I have never felt too bad about being a meatatarian because I have long maintained that cows are kind of stupid. OK, not kind of. We use the term “herd mentality” for a reason.
I only bring this up because of a news article a couple days ago about some cows in Colorado. It seems a few of them had wandered off from the herd accidentally. I’m not really sure how they do this, since I’ve never really encountered rogue cows, except for the one that came charging out of my woods when I was a kid and I’m still not sure where it ever came from, being that I lived in a pretty cow-free part of Renton.
As the cows were hiking the trails of the Rockies, a snowstorm rolled in. I guess that’s not surprising in the winter time, but the cows didn’t seem to understand that this was indeed winter because, hey, they are cows.
I have to hand it to the cows. They just didn’t stand their waiting to freeze to death. They sought shelter. In fact, they found an old ranger’s cabin way out there in the middle of nowhere. There was only one slight problem. There were 29 cows and only room enough at the inn for six. I’m not sure how they decided who got the cabin and who stayed outside, but it couldn’t have been easy to do, given that cows have no fingers to draw straws, play rock, scissors or high numbers like we would, when facing almost certain death.
Given this shortage of fingers, I’m sure that they all decided to do the democratic cow thing and take turns. Six of them would go in the cabin, warm up a bit, then take their turn outside.
There was only one problem with this plan. As I said, cows are not that smart and that’s why I don’t feel bad eating them. I do feel bad eating pigs on occasion, because at least they have some brain power, more brain power than some humans I know. However, I do like ham, so I live with the guilt.
Back to the cows. The first six went into the extremely small cabin. They quickly got lost. Yes, lost. In a one room cabin with only one entrance. This seems like a sad little joke with a punchline but I’m sure it wasn’t funny to any of the cows.
I’m sure the cows outside heard them mooing something about the fact that they were lost. I’m not sure if the cows outside either had a good laugh or thought the cabin cows were just feigning the whole lost thing because they were living it up by the fire in the cabin and were milking the situation by claiming they were “lost.”
To make a long story short, the cows outside froze to death and so did the ones inside the cabin.
Fast forward to spring thaw and a couple of snow-shoers who happened upon the cabin. Imagine their surprise when they stepped into a meat locker full of frozen bovine that is beginning to thaw.
What to do, what to do. The obvious answer is to take a couple chain saws up and chop them up into manageable steaks and cart them off by snowmobile. That would be what a female park ranger would think of immediately.
But the boy rangers? They decided that they needed to blow the cows up. “Concerned” about contaminating the ground water with rotting cow, they determined that it was necessary to blow the bovines to smithereens along with, I suppose, the cabin itself.
Now, let me get this straight. Instead of carting the carcasses out leaving no residual cow behind, they are going to blow them up instead, spreading cow far and wide.
I seem to recall another time when blowing up dead animals was tried. If you don’t remember the incident, I take you to Florence, Oregon in 1970. On the beach is an eight-ton sperm whale that had washed ashore.
Rather than chopping the whale up or burying it on the beach, they decided they should blow it up too. As we know, when boys are involved, the more the better. They kept upping the amount of dynamite needed until they had packed a thousand pounds under and into the whale.

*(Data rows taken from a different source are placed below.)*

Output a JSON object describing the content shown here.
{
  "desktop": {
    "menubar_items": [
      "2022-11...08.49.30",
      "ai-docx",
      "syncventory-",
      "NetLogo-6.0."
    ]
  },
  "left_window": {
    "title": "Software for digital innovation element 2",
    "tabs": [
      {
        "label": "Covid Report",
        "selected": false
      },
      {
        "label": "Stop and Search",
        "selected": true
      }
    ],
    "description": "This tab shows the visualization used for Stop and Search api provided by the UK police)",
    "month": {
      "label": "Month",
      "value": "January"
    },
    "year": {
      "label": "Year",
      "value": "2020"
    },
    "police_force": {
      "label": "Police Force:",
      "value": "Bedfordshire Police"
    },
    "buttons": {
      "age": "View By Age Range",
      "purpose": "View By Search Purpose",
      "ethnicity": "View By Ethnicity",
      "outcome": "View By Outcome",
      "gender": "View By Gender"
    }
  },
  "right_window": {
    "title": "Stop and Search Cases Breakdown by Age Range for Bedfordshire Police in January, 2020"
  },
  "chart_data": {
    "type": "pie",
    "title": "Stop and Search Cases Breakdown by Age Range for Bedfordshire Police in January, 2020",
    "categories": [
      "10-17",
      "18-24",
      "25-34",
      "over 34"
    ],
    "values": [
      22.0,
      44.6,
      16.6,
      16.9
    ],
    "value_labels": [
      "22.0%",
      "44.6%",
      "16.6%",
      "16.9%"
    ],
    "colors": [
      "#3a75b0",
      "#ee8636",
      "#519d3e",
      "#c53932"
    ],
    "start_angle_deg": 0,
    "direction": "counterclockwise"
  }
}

If you’ve ever been to Florence then you know that blowing up a whale must have been quite the draw for the town. Everyone showed up for the big event, including Walter Umenhofer, who had been a military explosives expert. When he heard that they were going to use 20 cases of dynamite, he said that it was too much – only 20 sticks would be needed. But no one listened.
At the appointed moment, the charge was detonated. The whale blew sky high, literally. For a moment it looked as everything had worked according to plan. That is, until whale blubber started to rain down from the sky. People ran for their lives. One particularly large blob of blubber landed on Umenhofer’s new car, flattening it.
I could guess the rangers in Colorado never took history when they were in ranger class, but I know better.
We’re talking about boys here. Boys with explosives. Just like the Coast Guard using their deck guns to sink the Japanese fishing boat let loose by the tsunami or the state highway officials who talked the Army into giving them a surplus howitzer to rack off rounds at avalanches, the rangers of Colorado will not be deterred from getting to play with large and momentarily legal firecrackers.
And I’m sure that one ranger will say to another, “You think that’s enough?” and the other will respond, “Maybe one or two more sticks just to be sure.”
They may be onto something. Like Cow Tipping in the 1960s and Cow Patty Tossing competitions in the 1970s, perhaps a new craze will sweep the nation, Bovine Blowing. The winner gets a year’s supply of ground beef, or beef on the ground.